Protected Patient Information
As per the U.S. Department of Health and Human Services, HIPAA is intended to protect “all identifiable health information” that a covered entity or its business associate is in possession of or is intended to be transmitted in whatever form that it might exist in. This information is known as “protected health information.” It includes what the regulation designates as “individually identifiable health information.” Such information can include demographic data in connection with the following:
- An individual’s physical or mental health, whether the information that information is for the past, present or future.
- The care and treatment that was provided for the individual.
- Any past, present or future arrangement for payment for health care services to a person.
None of the above is allowed to directly or identify the recipient of the health care services that were, are or will be provided to them.
HIPAA Hosting for Digital Compliance
As an LPN nurse, you’ll access patient records digitally, which requires an additional layer of security. With the majority of patient records being stored online, HIPAA guidelines extend to the digital realm. In particular website hosting, patient portal logins, and any other web-based document repositories need to understand HIPAA compliant hosting requirements.
Your medical employer should be familiar with the HIPAA hosting for digital compliance rules, but it would be wise to familiarize yourself with these regulations as well. Recommended resources include: 1) Privacy, Security, and Electronic Health Records, as published by the U.S. Department of Health & Human Services Office for Civil Rights, 2) HIPAA Compliant Hosting – Top 16 Certified Providers of 2020 by Web Hosting Professor, 3) Chapter 4 Understanding Electronic Health Records, the HIPAA Security Rule, and Cybersecurity by the The Office of the National Coordinator for Health Information Technology.
De-Identifiable Health Information
If health information is de-identified, HIPAA has no restrictions on using or divulging information about a person’s health. When information is de-identified, there may be no reasonable basis upon which a person might be identified. De-identification can result in one of two ways. First, a qualified statistician can make the determination that information has been sufficiently de-identified. Next, it can be done by the removal of identifiers that are specific to the person and his or her relatives, household members and employer. This method is only acceptable when the entity under the purview of HIPAA has no actual knowledge that any information that could be remaining might be used for purposes of identifying the person.

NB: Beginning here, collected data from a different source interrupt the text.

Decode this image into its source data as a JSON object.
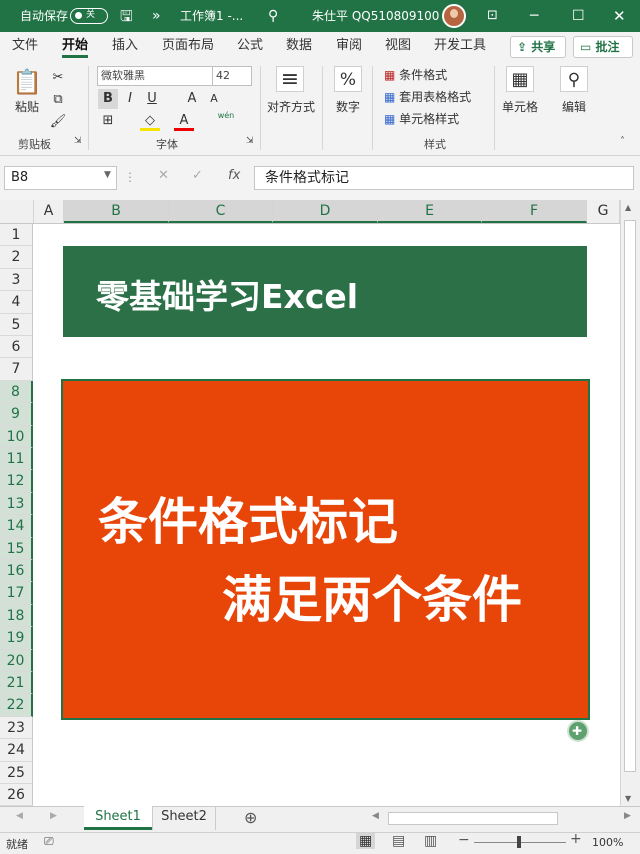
{
  "titlebar": {
    "autosave_label": "自动保存",
    "autosave_state": "关",
    "filename": "工作簿1 -...",
    "user": "朱仕平 QQ510809100",
    "chevron": "»"
  },
  "tabs": [
    "文件",
    "开始",
    "插入",
    "页面布局",
    "公式",
    "数据",
    "审阅",
    "视图",
    "开发工具"
  ],
  "active_tab": "开始",
  "share_label": "共享",
  "comment_label": "批注",
  "ribbon": {
    "paste": "粘贴",
    "clipboard": "剪贴板",
    "font_name": "微软雅黑",
    "font_size": "42",
    "font_group": "字体",
    "align": "对齐方式",
    "number": "数字",
    "number_symbol": "%",
    "cond_format": "条件格式",
    "table_format": "套用表格格式",
    "cell_style": "单元格样式",
    "styles_group": "样式",
    "cells": "单元格",
    "edit": "编辑",
    "bold": "B",
    "italic": "I",
    "underline": "U",
    "grow": "A",
    "shrink": "A",
    "wen": "wén"
  },
  "formula_bar": {
    "namebox": "B8",
    "fx": "fx",
    "formula": "条件格式标记"
  },
  "columns": [
    "A",
    "B",
    "C",
    "D",
    "E",
    "F",
    "G"
  ],
  "rows": [
    "1",
    "2",
    "3",
    "4",
    "5",
    "6",
    "7",
    "8",
    "9",
    "10",
    "11",
    "12",
    "13",
    "14",
    "15",
    "16",
    "17",
    "18",
    "19",
    "20",
    "21",
    "22",
    "23",
    "24",
    "25",
    "26"
  ],
  "cells": {
    "title": "零基础学习Excel",
    "main_line1": "条件格式标记",
    "main_line2": "满足两个条件"
  },
  "sheets": [
    "Sheet1",
    "Sheet2"
  ],
  "active_sheet": "Sheet1",
  "status": {
    "ready": "就绪",
    "zoom": "100%"
  },
  "colors": {
    "accent": "#217346",
    "title_box": "#2b7047",
    "main_box": "#e84509"
  }
}
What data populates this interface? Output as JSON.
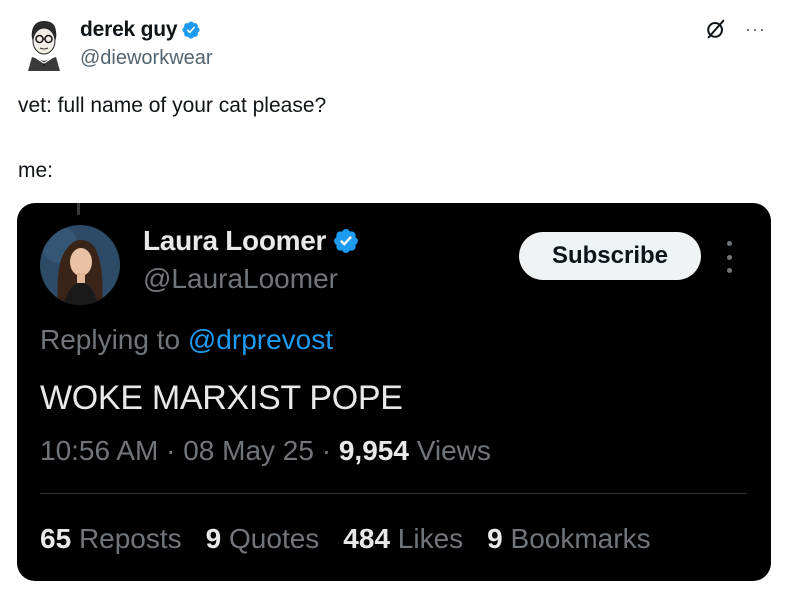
{
  "outer_tweet": {
    "display_name": "derek guy",
    "handle": "@dieworkwear",
    "text_line1": "vet: full name of your cat please?",
    "text_line2": "me:",
    "more_label": "···"
  },
  "embedded_tweet": {
    "display_name": "Laura Loomer",
    "handle": "@LauraLoomer",
    "subscribe_label": "Subscribe",
    "replying_prefix": "Replying to",
    "replying_handle": "@drprevost",
    "text": "WOKE MARXIST POPE",
    "time": "10:56 AM",
    "date": "08 May 25",
    "views_count": "9,954",
    "views_label": "Views",
    "stats": [
      {
        "count": "65",
        "label": "Reposts"
      },
      {
        "count": "9",
        "label": "Quotes"
      },
      {
        "count": "484",
        "label": "Likes"
      },
      {
        "count": "9",
        "label": "Bookmarks"
      }
    ]
  },
  "colors": {
    "verified_blue": "#1d9bf0",
    "link_blue": "#1d9bf0",
    "dark_bg": "#000000",
    "muted_text": "#71767b"
  },
  "icons": {
    "verified": "verified-badge-icon",
    "grok": "grok-icon",
    "more": "more-dots-icon"
  }
}
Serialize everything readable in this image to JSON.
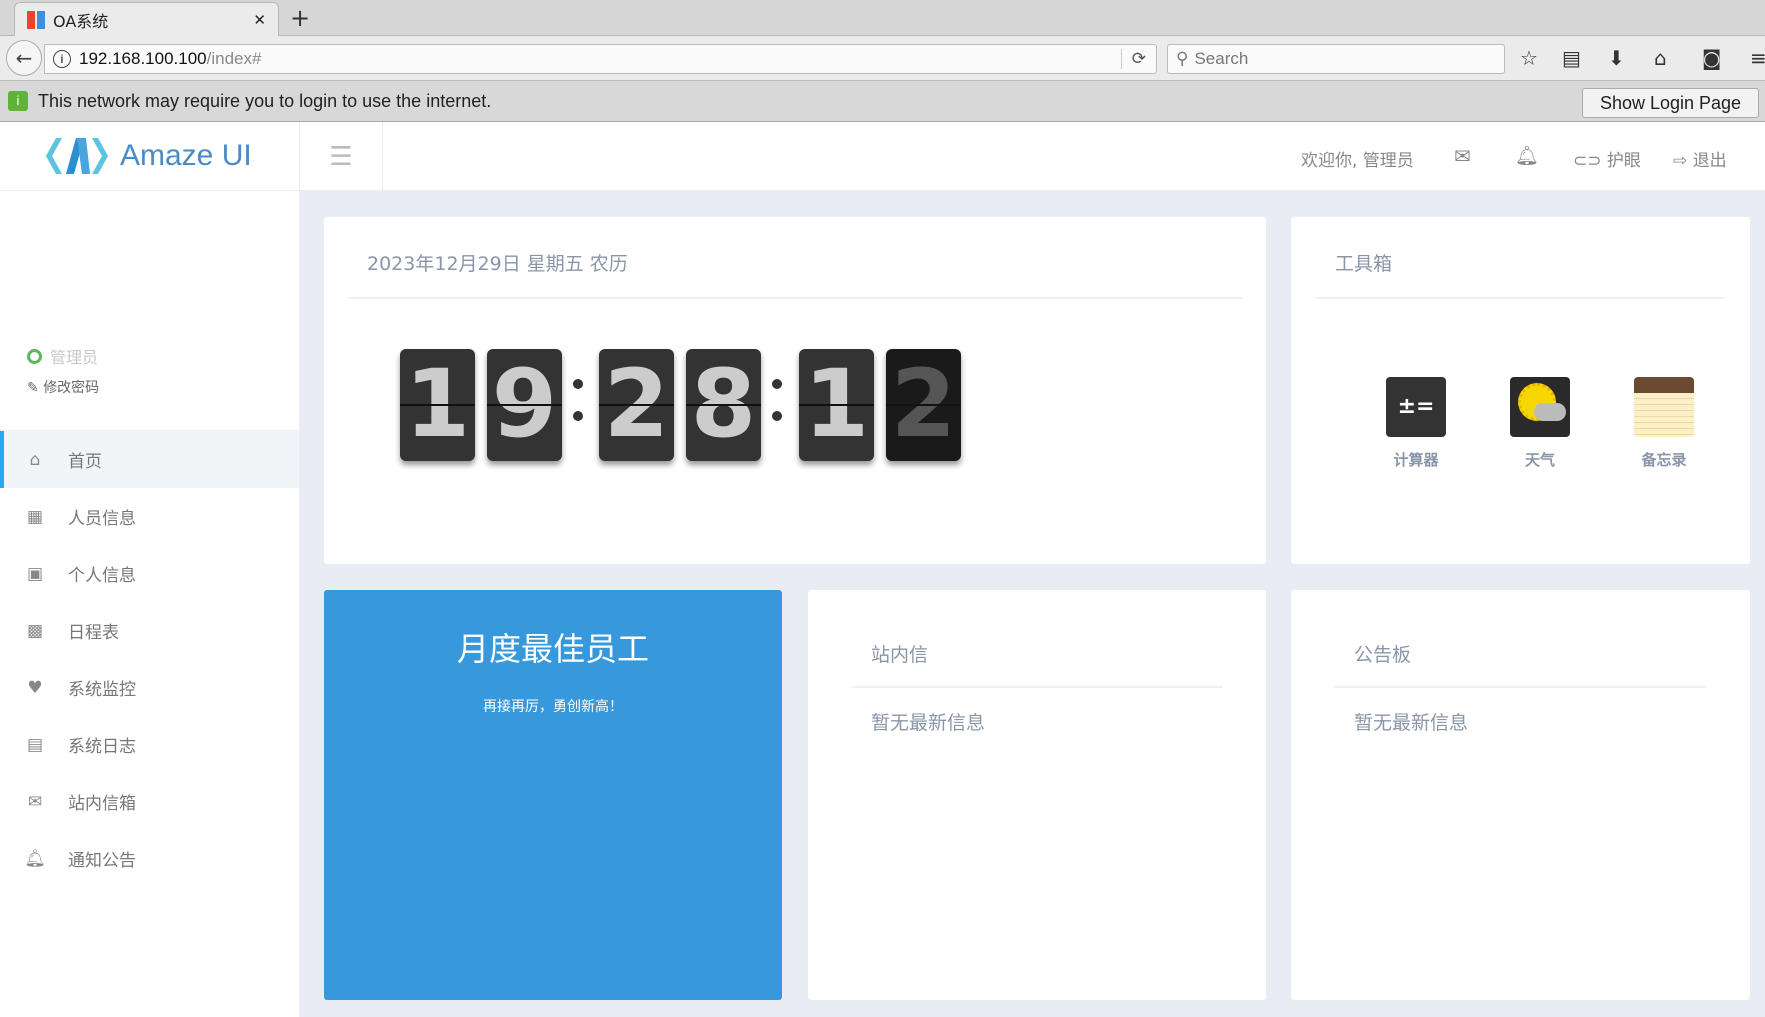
{
  "browser": {
    "tab_title": "OA系统",
    "url_host": "192.168.100.100",
    "url_path": "/index#",
    "search_placeholder": "Search",
    "notification": "This network may require you to login to use the internet.",
    "login_button": "Show Login Page"
  },
  "header": {
    "logo": "Amaze UI",
    "welcome": "欢迎你, 管理员",
    "eye_care": "护眼",
    "logout": "退出"
  },
  "sidebar": {
    "user": "管理员",
    "change_password": "修改密码",
    "items": [
      {
        "label": "首页",
        "icon": "home-icon"
      },
      {
        "label": "人员信息",
        "icon": "table-icon"
      },
      {
        "label": "个人信息",
        "icon": "id-card-icon"
      },
      {
        "label": "日程表",
        "icon": "calendar-icon"
      },
      {
        "label": "系统监控",
        "icon": "heartbeat-icon"
      },
      {
        "label": "系统日志",
        "icon": "list-icon"
      },
      {
        "label": "站内信箱",
        "icon": "envelope-icon"
      },
      {
        "label": "通知公告",
        "icon": "bell-icon"
      }
    ]
  },
  "clock": {
    "date": "2023年12月29日 星期五 农历",
    "digits": [
      "1",
      "9",
      "2",
      "8",
      "1",
      "2"
    ]
  },
  "toolbox": {
    "title": "工具箱",
    "tools": [
      "计算器",
      "天气",
      "备忘录"
    ]
  },
  "employee": {
    "title": "月度最佳员工",
    "slogan": "再接再厉，勇创新高！"
  },
  "mail": {
    "title": "站内信",
    "empty": "暂无最新信息"
  },
  "notice": {
    "title": "公告板",
    "empty": "暂无最新信息"
  },
  "colors": {
    "accent": "#3798dc",
    "sidebar_active": "#28a6f0"
  }
}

When Use and Disclosure of Protected Information Is Allowed
There are only two occasion when an entity that falls under the purview of HIPAA can disclose information. First, it can release information when a person or his or her personal representative request access to it. It can also release information to the Department of Health and Human Services for purposes of a compliance investigation or enforcement action.
When Authorization Isn’t Required
An entity governed by HIPAA is permitted to disclose and use protected information for the following purposes without an authorization:
- In connection with treatment, coordination or management of health care by one or more providers regarding a patient or a referral of that patient.
- For purposes of payment, coverage and providing benefits.
- When health care operations encompass activities like case management, care coordination, provider performance evaluations.
- Fraud and abuse investigations.
- Underwriting and general business activity.
There isn’t any type of an official certification program for HIPAA, but failure to comply with HIPAA regulations can get extremely expensive very quickly. Private training companies do offer guidance for purposes of understanding what HIPAA requires.